Many Texas court systems recommend, offer or order mediation services for divorcing couples. Understanding the court’s position on this conflict-resolution tool often helps litigants get the most out of mandatory mediation sessions. There is not much continuity within the different circuits, but there are some predictable elements.
One common theme is that non-economic issues regarding children tend to be the most commonly mediated disputes. Another is that, while assistance is often available, it is typically only provided to couples with significant financial need.
As mentioned in FindLaw, there are many possible issues generated by custody conflicts during divorce. Some of these are extreme and even criminal, such as child abduction. Others simply strain the resources of the court and the parties to the divorce with interminable arguments and delays. Mediation is often preferred to formal action because it allows the divorcing parties to establish an understanding. These ideas could then inform the drafting of a formal divorce agreement.

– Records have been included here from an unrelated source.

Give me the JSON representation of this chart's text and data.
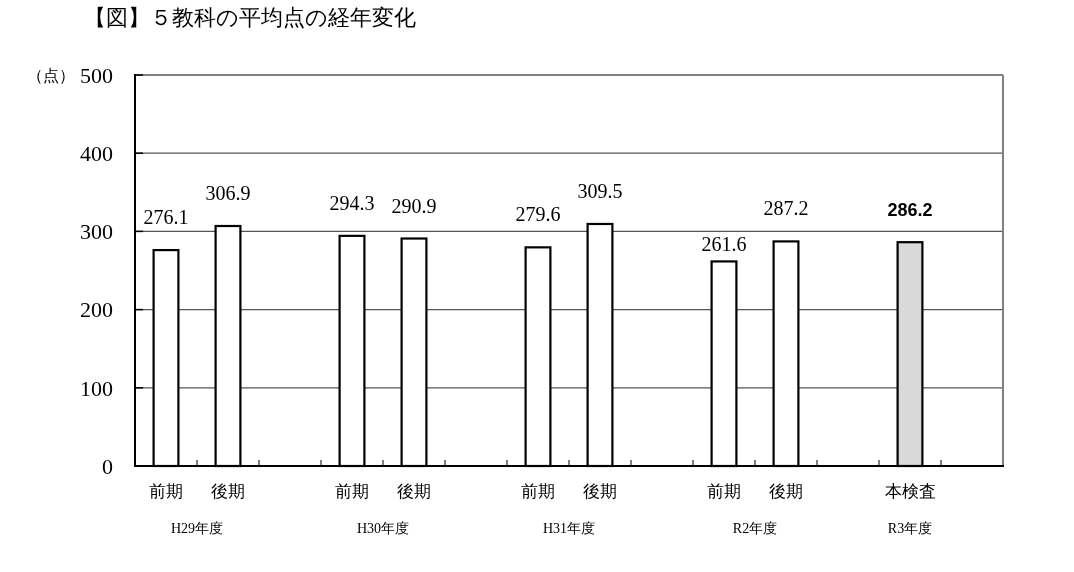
{
  "chart_data": {
    "type": "bar",
    "title": "【図】５教科の平均点の経年変化",
    "ylabel": "（点）",
    "categories": [
      "前期",
      "後期",
      null,
      "前期",
      "後期",
      null,
      "前期",
      "後期",
      null,
      "前期",
      "後期",
      null,
      "本検査",
      null
    ],
    "values": [
      276.1,
      306.9,
      null,
      294.3,
      290.9,
      null,
      279.6,
      309.5,
      null,
      261.6,
      287.2,
      null,
      286.2,
      null
    ],
    "colors": [
      "#ffffff",
      "#ffffff",
      null,
      "#ffffff",
      "#ffffff",
      null,
      "#ffffff",
      "#ffffff",
      null,
      "#ffffff",
      "#ffffff",
      null,
      "#d9d9d9",
      null
    ],
    "ylim": [
      0,
      500
    ],
    "yticks": [
      0,
      100,
      200,
      300,
      400,
      500
    ],
    "grid": "y",
    "data_labels": true,
    "annotations": [
      "H29年度",
      "H30年度",
      "H31年度",
      "R2年度",
      "R3年度"
    ]
  }
}
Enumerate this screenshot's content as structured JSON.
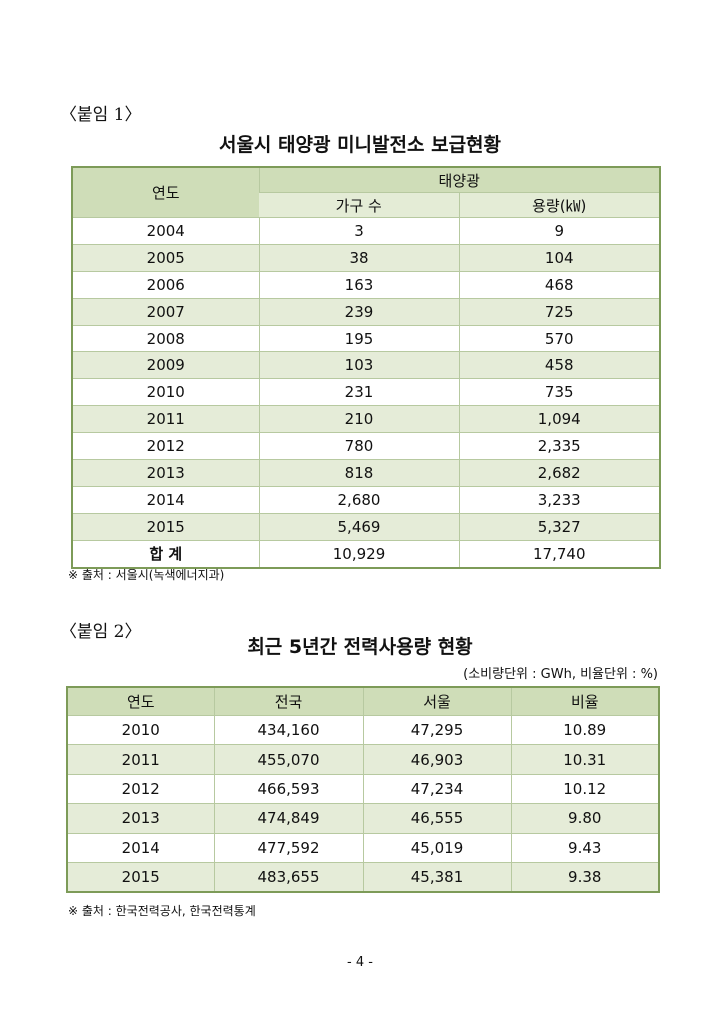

The benefits of mediation also include education. An informed intermediary would typically be able to help both parties understand the rules of the divorce process, resulting in better cooperation going forward. Courts often subsidize or provide mediation for this purpose. Harris County is one example, where brief mediation sessions are often available for couples with few resources.
The Harris County program for mediation could be a good start, but personal representation is often a better way to secure individual goals. Mediators work for the good of the group and the court system, but attorneys work towards the interests of individual parties. Together, these two approaches often result in a favorable resolution to a contested element of a divorce.